InData Labs (4.3/5) scores higher overall, but "better" depends on your use case. InData Labs is better for companies needing a focused predictive-analytics or computer-vision model with clearly documented accuracy benchmarks.. DataRobot is better for enterprises that want to standardize on a single automated ML platform and use vendor professional services for implementation and model support..
How do InData Labs and DataRobot differ in pricing?
InData Labs uses project-based pricing with a minimum engagement of $25,000. DataRobot uses platform licensing plus professional services; not fully published pricing with a minimum engagement of Not published. Neither firm publishes a full rate card; a discovery call is required for project-specific quotes.

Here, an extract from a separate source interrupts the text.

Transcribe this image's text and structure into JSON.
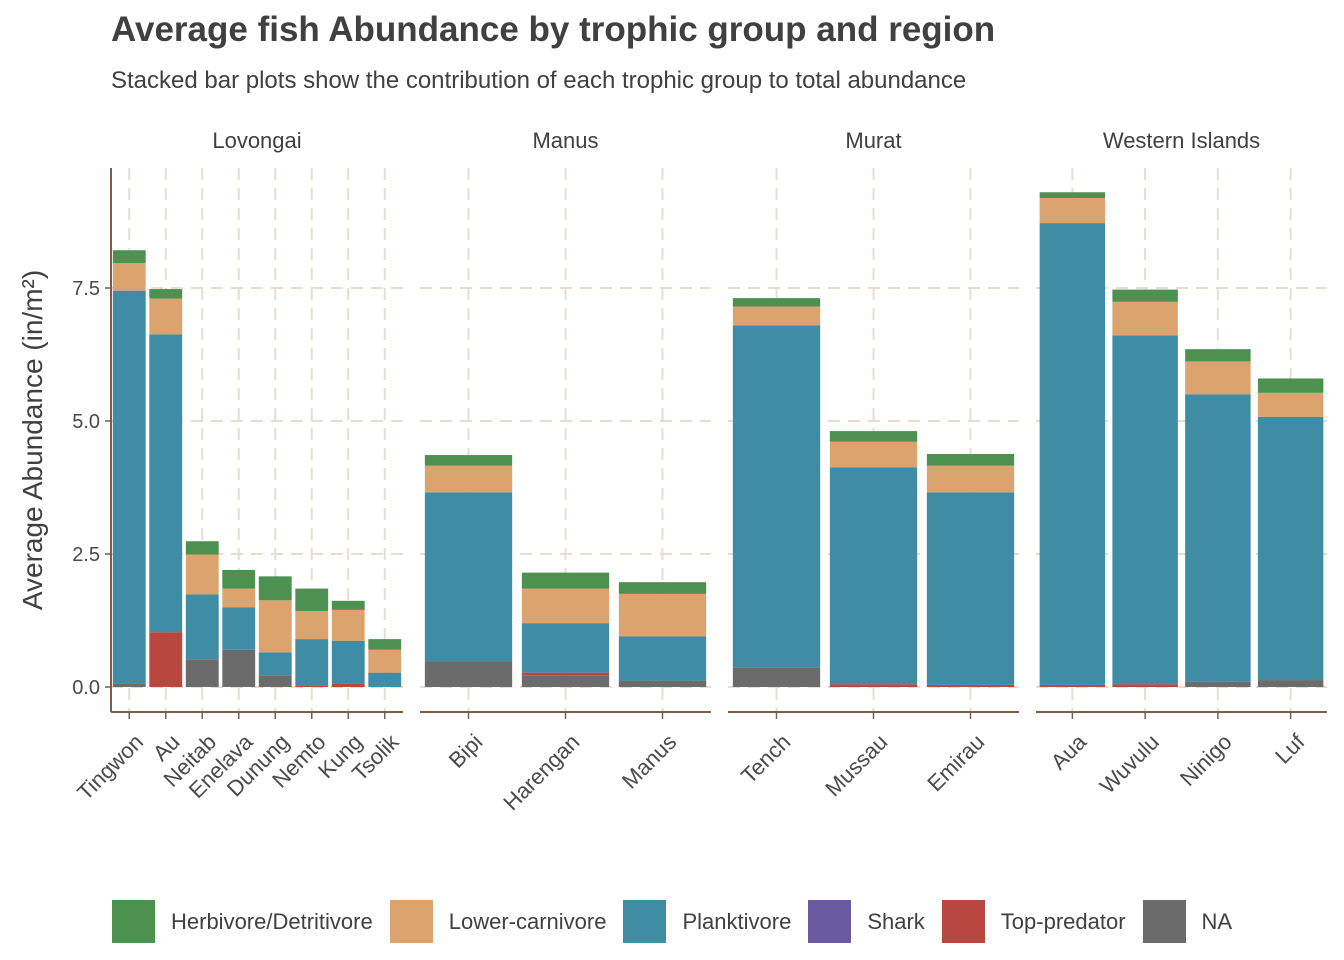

Which is better for enterprise: InData Labs or DataRobot?
DataRobot is the larger team and typically the better enterprise-scale choice. For very large programmes, verify team size and compliance coverage directly with each company before shortlisting.
What are the main differences between InData Labs and DataRobot?
InData Labs's primary differentiator is: publishes concrete, quantified accuracy figures in its case studies rather than only qualitative outcome claims.. DataRobot's primary differentiator is: the only platform-first vendor in this comparison, meaning model development work happens on and around datarobot's own automated ml software rather than being platform-agnostic.. They also differ in team size (51–200 vs 501–1,000), minimum engagement ($25,000 vs Not published), and primary industries served (Transportation/logistics, Retail vs Financial services, Healthcare).
Last reviewed: July 2026. Verify all details directly with each company before making a decision.